The target is Henderson
By Helen Colwell Adams
Updated Oct 02, 2008 11:13
The radio ads on WDAC-FM linking Molly Henderson and abortion are another sign that the race for a minority seat on the county commissioner board has become a contest between Henderson and Jim Clymer.

And that makes Henderson a big target for Clymer supporters. A summer poll by the Constitution Party nominee’s campaign reportedly showed the race then was between Clymer and Henderson, a pro-choice Democrat, with the other Democrat, Bill Saylor, and Green Party nominee Scott Kender running behind.

So Henderson has been taking fire for her position on abortion and for alleged conflicts of interest.

Conversely, Clymer backers say darkly that Henderson has been going after their guy too.

They say she had the most to gain from a whispering campaign that Clymer is linked to the Ku Klux Klan and that the rumor was passed to a reporter by Henderson’s honorary campaign chairman, county Commissioner Ron Ford. She denies any involvement.

One of Henderson’s most vocal critics has been 5thEstate.com publisher Ron Harper Jr., a Clymer supporter.
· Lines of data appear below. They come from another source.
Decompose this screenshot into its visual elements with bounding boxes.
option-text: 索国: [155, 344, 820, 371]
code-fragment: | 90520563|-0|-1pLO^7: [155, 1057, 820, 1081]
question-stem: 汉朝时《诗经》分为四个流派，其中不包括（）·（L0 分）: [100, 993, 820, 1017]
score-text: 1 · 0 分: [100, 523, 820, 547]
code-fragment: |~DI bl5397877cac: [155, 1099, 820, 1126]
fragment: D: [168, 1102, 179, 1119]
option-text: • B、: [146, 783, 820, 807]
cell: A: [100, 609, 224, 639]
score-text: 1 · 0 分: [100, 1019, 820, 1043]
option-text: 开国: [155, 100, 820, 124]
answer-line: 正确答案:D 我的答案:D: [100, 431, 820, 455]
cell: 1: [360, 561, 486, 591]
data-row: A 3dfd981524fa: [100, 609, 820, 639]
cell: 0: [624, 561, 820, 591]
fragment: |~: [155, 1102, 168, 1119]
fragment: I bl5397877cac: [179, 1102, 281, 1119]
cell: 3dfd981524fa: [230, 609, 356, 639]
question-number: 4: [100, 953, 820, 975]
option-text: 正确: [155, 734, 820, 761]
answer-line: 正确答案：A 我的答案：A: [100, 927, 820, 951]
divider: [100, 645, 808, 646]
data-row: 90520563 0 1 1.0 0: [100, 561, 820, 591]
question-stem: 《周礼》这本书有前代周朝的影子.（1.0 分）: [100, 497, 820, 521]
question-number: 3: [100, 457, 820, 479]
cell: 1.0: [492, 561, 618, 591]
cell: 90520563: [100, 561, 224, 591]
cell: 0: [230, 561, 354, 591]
Harper recently launched a Henderson parody Web site, mollyhenderson.com, in which he gleefully satirizes her own Web site, votemollyhenderson.com, and charges that Henderson was running a food safety training business at the same time she was the city’s health department head.

The site also says Henderson would have a conflict as commissioner because her husband, Alex Henderson, works for the Hartman Underhill and Brubaker law firm, which does work for the county. 5thEstate.com has a link to the parody site, which Henderson said she has not seen.

But Harper, who makes no secret of his support for Clymer, said, “The only time I use 5thEstate.com is when I think someone is unsuitable for public office. Molly Henderson is a cross between John Barley and Jean Mowery.”

That would be the resigned 100th District legislator and the former Democrat county commissioner, respectively.

As the race winds into the final days, expect abortion to be a continued target.

While county commissioners might not have much say on abortion policy, hitting the pro-lifers’ hot-button issue mobilizes conservatives, especially those in the Plain community who don’t always vote, to turn out on Tuesday.

And Clymer needs a big showing of social conservatives if he’s to beat Henderson.

Meanwhile, Clymer supporters think Henderson’s people are behind not only the KKK rumors – which apparently had its genesis in the Southern Poverty Law Center’s listing of the Constitution Party as a supporter of the militia movement – but the recent mailings of Republican Dick Shellenberger’s 30-year-old divorce papers to reporters and Republican committee members.

The thinking is that both dirty tricks are aimed at trying to suppress the conservative vote.

Henderson said she had nothing to do with either tactic. Of the Shellenberger mailings, she said, “That is certainly not true. That’s very unkind.”

Spreading the word that Henderson is pro-choice, though, might energize the pro-lifers, particularly via the spots on WDAC, the influential Christian radio station.

Henderson hadn’t heard the ads as of Friday.

“While this (abortion) is not an issue for the county commissioners,” she said, “single-issue politics isn’t good in any race. ...

“We’re just trying to address issues to appeal to people through ideas.”